By Han Cheung  /  Staff Reporter

Portrait of Taiwanese author Chung Li-ho and his wife, Chung Tai-mei

Photo courtesy of Chung Li-ho Literary Memorial Museum

Taiwan in Time: Aug. 1 to Aug. 7

At the end of World War II, the Taiwanese in Beijing got together and celebrated the defeat of Japan, which had colonized Taiwan in 1895 and conquered much of East Asia in the 1930s and 1940s.

Beijing fell to the Japanese in October 1937, and as Japanese citizens, many Taiwanese traveled there to work. Official Japanese records show that between late 1937 and early 1944, the Taiwanese population increased from 37 to 548. The majority of them worked for the Japanese as minor officials and translators or as Japanese language teachers in local universities.

After the war, those Chinese officials that ranked higher than county commissioner under the Japanese were deemed traitors and punished. Most Taiwanese did not qualify, but many lost their jobs and were seen as traitors by the Chinese anyway — finding it necessary to hide their Taiwanese identity.

Pingtung native Chung Li-ho (鍾理和) was deeply disturbed by this treatment, noting that he had happily celebrated when the Japanese surrendered. After no Chinese official showed up at the Taiwanese in Beijing Association’s formal celebration, Chung wrote the short story, The Sorrow of the White Sweet Potato (白番薯的悲哀).

“They were cast aside by the motherland,” he writes. “They wanted encouragement, comfort, warmth, the gratitude of a long-awaited reunion — but there was nothing. The white sweet potatoes walked out of the celebration feeling empty, disappointed and miserable.”

He says that they were “excluded from the motherland’s glory” because of history, because they were once citizens of the enemy.

“Beijing is large,” he writes. “Its greatness and humility can embrace everything within — but if someone finds out that you’re Taiwanese, unfortunately, that equals a death sentence. Then, you will start feeling that Beijing is cramped — so cramped that it cannot hide you anymore.”

Chung swore not to return to Taiwan when he first arrived in China eight years previously, but in March 1946, Chung, his pregnant wife and their son boarded a refugee boat to Keelung, arriving in his family home in Meinong District (美濃) in today’s Kaohsiung later that year.

Chung and his literary contemporary Wu Cho-liu (吳濁流) both wrote about the identity crisis of Taiwanese during World War II, being distrusted by the Chinese in the “motherland” and discriminated against by the Japanese at home. But while Wu sought a new life in China after being fed up with discrimination, Chung fled Taiwan in the name of love.

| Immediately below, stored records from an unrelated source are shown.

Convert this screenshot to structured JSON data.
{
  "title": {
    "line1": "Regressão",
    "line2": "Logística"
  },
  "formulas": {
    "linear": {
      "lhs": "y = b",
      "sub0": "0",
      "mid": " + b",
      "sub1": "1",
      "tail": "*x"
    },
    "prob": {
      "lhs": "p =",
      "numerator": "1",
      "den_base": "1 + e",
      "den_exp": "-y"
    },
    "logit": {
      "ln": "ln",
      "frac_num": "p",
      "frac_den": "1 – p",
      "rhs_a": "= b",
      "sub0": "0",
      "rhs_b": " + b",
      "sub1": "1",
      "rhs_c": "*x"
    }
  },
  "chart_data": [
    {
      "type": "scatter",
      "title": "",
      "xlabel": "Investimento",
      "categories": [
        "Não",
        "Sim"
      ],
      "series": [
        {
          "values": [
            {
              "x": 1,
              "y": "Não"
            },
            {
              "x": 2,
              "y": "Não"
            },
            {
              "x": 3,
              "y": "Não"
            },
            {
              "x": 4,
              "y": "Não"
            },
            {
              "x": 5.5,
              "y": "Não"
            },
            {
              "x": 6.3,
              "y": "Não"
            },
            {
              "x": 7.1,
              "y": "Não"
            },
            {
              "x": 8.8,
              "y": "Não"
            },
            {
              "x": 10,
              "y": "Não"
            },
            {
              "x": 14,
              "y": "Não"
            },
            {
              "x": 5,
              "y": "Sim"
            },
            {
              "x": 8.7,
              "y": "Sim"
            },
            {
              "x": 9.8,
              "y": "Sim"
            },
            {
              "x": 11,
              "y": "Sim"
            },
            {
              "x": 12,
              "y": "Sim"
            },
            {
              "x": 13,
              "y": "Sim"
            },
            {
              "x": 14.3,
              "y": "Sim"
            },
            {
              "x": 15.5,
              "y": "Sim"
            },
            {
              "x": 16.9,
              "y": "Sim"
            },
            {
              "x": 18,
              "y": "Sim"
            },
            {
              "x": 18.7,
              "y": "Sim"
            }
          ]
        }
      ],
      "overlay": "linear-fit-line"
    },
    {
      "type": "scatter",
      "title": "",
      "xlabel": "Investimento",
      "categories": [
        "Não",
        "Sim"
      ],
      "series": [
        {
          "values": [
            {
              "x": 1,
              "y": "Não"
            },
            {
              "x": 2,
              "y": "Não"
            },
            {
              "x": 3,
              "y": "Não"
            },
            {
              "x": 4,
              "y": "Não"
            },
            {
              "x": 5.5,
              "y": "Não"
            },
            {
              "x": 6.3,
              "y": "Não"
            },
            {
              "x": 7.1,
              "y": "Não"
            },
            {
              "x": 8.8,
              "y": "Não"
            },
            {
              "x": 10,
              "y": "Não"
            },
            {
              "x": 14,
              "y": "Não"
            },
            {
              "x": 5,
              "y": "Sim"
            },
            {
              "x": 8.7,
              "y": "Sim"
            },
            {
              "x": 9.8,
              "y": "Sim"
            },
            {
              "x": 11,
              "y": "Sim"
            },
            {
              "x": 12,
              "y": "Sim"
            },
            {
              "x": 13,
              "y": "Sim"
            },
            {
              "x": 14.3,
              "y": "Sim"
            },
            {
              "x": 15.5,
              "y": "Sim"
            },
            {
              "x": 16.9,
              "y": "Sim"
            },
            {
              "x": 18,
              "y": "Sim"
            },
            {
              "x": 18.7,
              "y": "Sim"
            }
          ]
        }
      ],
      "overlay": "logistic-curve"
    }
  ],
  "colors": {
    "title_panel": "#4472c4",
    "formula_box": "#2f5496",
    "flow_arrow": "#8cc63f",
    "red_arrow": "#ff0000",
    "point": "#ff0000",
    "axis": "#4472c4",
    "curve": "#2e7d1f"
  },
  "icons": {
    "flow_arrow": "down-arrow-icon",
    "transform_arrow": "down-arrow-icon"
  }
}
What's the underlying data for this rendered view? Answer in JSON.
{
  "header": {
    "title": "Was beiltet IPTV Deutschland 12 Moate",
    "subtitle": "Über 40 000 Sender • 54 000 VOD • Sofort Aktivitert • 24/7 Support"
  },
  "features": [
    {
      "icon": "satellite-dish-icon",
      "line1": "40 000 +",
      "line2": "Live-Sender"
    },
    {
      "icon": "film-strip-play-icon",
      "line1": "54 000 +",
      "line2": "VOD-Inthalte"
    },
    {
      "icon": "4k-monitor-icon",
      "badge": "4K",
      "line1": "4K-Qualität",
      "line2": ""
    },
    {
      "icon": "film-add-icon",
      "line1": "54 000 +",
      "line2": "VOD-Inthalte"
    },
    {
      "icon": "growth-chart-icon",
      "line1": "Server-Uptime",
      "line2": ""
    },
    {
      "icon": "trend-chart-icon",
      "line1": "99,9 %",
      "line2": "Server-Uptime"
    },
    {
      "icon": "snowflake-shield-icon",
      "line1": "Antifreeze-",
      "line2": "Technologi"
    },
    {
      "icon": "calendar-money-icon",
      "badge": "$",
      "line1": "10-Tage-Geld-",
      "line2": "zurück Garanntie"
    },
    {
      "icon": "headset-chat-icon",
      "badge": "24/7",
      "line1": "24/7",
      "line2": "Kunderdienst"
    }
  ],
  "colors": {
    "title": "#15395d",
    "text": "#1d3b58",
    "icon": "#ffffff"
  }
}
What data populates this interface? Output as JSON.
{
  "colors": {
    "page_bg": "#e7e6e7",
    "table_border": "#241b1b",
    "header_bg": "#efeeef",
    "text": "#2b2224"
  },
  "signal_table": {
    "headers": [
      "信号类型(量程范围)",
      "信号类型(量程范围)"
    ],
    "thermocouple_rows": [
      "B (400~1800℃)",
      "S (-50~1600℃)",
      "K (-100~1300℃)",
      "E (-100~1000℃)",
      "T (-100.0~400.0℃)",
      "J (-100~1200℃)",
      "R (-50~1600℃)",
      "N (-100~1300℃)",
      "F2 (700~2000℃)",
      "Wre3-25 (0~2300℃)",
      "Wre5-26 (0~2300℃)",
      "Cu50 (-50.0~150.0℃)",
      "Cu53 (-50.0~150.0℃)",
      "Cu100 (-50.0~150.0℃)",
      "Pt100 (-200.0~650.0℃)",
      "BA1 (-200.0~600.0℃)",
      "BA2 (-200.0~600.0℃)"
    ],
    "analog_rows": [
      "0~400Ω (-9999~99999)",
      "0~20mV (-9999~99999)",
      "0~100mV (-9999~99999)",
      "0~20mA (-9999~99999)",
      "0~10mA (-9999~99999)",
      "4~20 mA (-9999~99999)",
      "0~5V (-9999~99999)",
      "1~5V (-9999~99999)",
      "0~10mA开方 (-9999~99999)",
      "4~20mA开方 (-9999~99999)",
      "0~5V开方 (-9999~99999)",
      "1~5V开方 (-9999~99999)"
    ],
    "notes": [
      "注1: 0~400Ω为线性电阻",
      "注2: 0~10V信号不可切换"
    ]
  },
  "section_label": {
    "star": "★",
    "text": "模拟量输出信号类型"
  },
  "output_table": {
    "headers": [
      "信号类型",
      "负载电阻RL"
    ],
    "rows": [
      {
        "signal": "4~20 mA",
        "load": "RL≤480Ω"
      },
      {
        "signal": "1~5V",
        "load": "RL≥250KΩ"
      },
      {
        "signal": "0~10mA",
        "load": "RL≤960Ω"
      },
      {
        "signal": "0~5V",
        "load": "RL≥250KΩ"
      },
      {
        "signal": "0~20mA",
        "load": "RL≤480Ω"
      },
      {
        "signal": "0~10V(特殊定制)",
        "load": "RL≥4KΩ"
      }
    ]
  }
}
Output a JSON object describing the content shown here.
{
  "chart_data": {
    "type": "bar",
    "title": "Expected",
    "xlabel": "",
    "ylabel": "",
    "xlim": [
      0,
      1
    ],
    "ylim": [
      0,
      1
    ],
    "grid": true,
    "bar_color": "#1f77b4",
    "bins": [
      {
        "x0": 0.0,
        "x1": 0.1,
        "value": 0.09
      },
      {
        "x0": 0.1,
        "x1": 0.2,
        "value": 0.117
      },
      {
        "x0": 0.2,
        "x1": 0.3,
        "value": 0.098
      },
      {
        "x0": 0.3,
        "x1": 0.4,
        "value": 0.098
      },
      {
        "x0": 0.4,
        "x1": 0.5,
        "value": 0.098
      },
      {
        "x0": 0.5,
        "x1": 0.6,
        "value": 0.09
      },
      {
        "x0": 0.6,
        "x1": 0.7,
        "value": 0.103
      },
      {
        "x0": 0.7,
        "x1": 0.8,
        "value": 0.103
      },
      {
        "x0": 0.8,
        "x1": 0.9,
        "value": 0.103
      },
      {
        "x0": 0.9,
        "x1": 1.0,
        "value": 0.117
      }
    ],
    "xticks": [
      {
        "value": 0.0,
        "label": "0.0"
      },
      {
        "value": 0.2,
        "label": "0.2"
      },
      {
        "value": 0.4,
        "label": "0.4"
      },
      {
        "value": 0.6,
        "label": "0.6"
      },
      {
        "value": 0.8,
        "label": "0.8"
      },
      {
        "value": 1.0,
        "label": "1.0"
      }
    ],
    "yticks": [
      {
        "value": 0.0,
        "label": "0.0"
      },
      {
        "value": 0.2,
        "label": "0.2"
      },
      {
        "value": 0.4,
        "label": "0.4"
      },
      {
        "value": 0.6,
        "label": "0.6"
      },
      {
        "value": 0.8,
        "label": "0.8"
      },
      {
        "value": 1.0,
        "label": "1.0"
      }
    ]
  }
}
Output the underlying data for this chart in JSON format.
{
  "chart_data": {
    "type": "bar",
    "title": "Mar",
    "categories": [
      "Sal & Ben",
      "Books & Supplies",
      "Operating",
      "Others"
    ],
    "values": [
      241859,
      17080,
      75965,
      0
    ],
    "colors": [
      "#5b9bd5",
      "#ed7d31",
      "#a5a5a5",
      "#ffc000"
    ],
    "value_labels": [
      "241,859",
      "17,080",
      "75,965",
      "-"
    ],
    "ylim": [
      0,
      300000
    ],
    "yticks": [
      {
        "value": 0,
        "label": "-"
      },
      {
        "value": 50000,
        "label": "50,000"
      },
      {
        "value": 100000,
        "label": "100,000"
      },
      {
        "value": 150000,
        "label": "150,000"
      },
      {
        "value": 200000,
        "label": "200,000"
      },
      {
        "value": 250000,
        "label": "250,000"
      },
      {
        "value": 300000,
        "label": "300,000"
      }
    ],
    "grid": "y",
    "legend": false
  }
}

Born to a wealthy family, Chung was always fascinated with China, which he calls the yuanxiang (原鄉, original or old country), through listening to his father talk about his travels after business trips to China. When Chung’s brother returned from a trip to China, they listened to records and marveled at scenic photographs. He writes in his novel, From the Old Country (原鄉人) about his experiences with people from the old country, starting from the private Chinese-language school he attended to various peddlers he would meet, developing a generally positive impression.

“I’m not a patriot, but the blood of one from the old country will not stop boiling until he returns to the old country,” Chung proclaims in the novel.

After graduating from a Japanese school, Chung spent a year and a half learning Chinese, before later finding work on his father’s farm in Meinong. There, he fell in love with farm worker Chung Tai-mei (鍾台妹), but their union was met with disapproval because they shared the same surname. Chung severed relations with his family and fled to Shenyang in 1938, which was then under Japanese control, and came back to elope with his lover in 1940.